The four-year graduation rate among engineering and computer science undergraduates more than doubled from 2019 to 2023. The college is particularly proud of its six-year graduation rate among recipients of the Pell Grant — a need-based federal assistance program for low-income students. This grew from 42% of Pell recipients in 2019 to 63% in 2023.

The college is preparing global citizens for highly skilled workforce environments through experiences beyond the classroom, including summer research opportunities, challenging competitions and community engagement projects. The college has overseen an incredible 545% growth in student internships while achieving a top job placement rate among engineering colleges in the Florida State University System, according to Batalama.
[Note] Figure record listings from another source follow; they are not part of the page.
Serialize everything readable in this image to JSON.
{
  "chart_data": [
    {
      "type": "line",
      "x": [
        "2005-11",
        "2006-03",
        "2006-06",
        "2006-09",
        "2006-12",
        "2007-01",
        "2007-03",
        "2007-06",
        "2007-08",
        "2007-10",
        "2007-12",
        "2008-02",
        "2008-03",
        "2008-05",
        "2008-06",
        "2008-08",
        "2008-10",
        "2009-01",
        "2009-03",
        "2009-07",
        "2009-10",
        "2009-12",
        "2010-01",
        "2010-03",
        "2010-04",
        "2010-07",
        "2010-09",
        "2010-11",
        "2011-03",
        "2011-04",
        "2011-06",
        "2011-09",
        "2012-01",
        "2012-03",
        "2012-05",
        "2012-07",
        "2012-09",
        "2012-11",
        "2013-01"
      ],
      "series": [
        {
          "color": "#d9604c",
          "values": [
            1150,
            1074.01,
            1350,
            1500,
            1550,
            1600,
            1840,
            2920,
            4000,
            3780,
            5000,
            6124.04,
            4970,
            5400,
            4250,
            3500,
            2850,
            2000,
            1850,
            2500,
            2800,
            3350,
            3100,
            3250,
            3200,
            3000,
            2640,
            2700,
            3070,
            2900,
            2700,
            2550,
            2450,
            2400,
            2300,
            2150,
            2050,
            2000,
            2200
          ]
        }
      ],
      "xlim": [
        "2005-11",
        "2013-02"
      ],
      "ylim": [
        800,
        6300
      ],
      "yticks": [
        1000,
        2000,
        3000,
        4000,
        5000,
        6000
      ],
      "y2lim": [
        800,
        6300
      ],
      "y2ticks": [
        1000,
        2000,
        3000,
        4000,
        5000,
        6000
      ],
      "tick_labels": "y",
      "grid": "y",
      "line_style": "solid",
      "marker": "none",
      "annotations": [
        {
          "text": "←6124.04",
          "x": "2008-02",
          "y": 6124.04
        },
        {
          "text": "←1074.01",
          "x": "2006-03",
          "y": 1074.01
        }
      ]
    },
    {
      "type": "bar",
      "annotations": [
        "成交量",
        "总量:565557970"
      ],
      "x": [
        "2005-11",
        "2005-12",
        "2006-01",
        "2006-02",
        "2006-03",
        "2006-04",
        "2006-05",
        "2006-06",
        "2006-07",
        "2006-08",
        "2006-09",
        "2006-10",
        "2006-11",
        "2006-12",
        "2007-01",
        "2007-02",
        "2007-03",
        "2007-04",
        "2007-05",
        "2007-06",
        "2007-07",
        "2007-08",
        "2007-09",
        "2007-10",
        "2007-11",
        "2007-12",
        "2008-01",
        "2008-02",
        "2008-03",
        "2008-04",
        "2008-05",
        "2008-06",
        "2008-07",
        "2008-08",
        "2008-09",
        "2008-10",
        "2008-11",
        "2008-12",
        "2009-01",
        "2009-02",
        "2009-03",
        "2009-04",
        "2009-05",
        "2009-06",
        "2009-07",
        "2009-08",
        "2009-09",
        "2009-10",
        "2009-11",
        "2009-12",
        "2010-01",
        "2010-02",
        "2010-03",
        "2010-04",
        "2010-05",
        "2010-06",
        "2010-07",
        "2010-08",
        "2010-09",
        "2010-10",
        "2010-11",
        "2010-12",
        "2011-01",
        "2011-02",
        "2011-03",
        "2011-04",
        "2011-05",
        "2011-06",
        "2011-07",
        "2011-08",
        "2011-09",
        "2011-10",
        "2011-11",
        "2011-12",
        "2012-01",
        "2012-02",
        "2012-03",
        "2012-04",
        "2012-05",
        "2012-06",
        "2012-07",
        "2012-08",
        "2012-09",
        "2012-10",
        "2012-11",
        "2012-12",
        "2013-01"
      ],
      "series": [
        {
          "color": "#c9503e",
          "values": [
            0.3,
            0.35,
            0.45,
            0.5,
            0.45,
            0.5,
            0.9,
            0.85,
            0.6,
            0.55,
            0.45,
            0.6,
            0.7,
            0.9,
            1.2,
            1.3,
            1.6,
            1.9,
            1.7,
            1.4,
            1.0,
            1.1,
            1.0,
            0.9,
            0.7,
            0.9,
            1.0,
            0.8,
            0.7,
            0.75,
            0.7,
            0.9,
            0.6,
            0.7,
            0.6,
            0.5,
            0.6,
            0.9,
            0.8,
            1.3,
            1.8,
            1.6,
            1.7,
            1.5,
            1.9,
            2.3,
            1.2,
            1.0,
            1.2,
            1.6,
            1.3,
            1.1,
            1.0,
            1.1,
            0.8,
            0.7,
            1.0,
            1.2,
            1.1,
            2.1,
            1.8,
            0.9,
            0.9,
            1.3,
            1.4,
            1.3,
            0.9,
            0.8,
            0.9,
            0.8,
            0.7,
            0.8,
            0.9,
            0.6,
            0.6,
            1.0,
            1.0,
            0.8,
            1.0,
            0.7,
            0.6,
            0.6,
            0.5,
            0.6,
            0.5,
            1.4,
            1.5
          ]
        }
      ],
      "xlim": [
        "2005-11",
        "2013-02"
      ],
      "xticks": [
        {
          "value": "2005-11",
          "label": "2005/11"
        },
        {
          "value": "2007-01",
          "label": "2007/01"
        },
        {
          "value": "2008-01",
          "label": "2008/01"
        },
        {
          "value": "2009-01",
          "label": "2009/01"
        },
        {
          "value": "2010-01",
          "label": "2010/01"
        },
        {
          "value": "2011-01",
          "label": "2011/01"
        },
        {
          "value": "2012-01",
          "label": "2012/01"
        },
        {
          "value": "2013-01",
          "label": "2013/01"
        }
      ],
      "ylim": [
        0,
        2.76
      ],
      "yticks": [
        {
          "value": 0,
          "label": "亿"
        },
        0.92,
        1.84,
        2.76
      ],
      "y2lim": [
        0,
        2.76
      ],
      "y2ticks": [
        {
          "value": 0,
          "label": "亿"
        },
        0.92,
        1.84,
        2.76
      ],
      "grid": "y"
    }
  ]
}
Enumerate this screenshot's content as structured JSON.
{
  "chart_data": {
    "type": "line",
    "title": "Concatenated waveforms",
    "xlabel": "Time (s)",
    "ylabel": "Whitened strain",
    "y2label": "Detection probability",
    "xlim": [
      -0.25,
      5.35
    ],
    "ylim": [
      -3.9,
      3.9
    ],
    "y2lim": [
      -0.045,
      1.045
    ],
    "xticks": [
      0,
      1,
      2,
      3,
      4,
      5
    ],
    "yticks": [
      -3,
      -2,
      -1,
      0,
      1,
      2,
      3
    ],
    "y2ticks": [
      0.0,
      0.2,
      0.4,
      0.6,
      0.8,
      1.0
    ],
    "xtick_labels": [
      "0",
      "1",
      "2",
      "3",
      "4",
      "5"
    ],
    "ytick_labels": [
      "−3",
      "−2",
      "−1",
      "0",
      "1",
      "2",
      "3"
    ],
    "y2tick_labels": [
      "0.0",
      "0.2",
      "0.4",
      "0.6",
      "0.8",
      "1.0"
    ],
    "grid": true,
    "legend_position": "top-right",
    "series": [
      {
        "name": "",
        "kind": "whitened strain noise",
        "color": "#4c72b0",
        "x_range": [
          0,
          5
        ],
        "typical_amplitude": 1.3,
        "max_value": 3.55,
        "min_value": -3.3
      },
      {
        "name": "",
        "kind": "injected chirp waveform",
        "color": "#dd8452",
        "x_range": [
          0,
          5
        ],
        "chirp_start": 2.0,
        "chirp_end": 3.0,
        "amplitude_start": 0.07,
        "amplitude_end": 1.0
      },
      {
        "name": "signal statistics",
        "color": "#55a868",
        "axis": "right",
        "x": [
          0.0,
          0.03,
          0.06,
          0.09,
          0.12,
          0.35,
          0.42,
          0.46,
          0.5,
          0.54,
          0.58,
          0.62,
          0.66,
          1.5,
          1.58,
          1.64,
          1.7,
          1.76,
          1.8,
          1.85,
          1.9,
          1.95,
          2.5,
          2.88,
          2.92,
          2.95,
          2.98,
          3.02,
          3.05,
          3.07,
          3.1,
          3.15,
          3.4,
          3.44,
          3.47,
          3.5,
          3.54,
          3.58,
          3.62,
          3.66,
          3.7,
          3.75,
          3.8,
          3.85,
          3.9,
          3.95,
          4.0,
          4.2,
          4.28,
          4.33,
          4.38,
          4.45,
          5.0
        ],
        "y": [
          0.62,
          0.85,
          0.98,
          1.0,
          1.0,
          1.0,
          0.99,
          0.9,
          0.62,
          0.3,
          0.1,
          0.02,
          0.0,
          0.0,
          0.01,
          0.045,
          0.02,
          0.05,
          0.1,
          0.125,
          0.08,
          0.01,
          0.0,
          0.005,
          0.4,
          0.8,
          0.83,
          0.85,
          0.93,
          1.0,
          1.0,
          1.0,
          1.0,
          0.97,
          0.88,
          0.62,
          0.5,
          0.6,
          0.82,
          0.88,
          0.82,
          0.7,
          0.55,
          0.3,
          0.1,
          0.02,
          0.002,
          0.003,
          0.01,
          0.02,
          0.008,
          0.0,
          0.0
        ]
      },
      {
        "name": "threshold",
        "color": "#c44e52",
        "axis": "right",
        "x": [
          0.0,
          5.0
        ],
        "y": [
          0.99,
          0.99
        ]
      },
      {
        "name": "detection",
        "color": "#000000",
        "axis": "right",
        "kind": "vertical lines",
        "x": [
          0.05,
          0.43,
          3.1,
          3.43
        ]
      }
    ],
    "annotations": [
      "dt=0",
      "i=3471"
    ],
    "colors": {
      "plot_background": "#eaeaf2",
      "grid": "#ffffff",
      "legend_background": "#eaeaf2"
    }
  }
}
The parallel trends of a growing research portfolio, a multifaceted experiential learning environment and climbing graduation rates are all reflected in how the College of Engineering and Computer Science has performed in the U.S. News and World Report Best Colleges ranking. The college, which was missing from top rankings a few years ago, has risen to No. 103 among public institutions. The college debuted on the 2024 Graduate Rankings at No. 99 and has climbed No. 91 in the 2025 list.The rankings are based on measurable achievements like graduation rates and level of sponsored research. But they also account for an institution’s reputation. Peers in the field are taking notice as FAU College Engineering and Computer Science faculty pursue innovative research and lead students to the future.

“Our college's journey from excellence to eminence is not just about what we've achieved,” Batalama said. “It's about where we're headed next. The future of engineering begins here."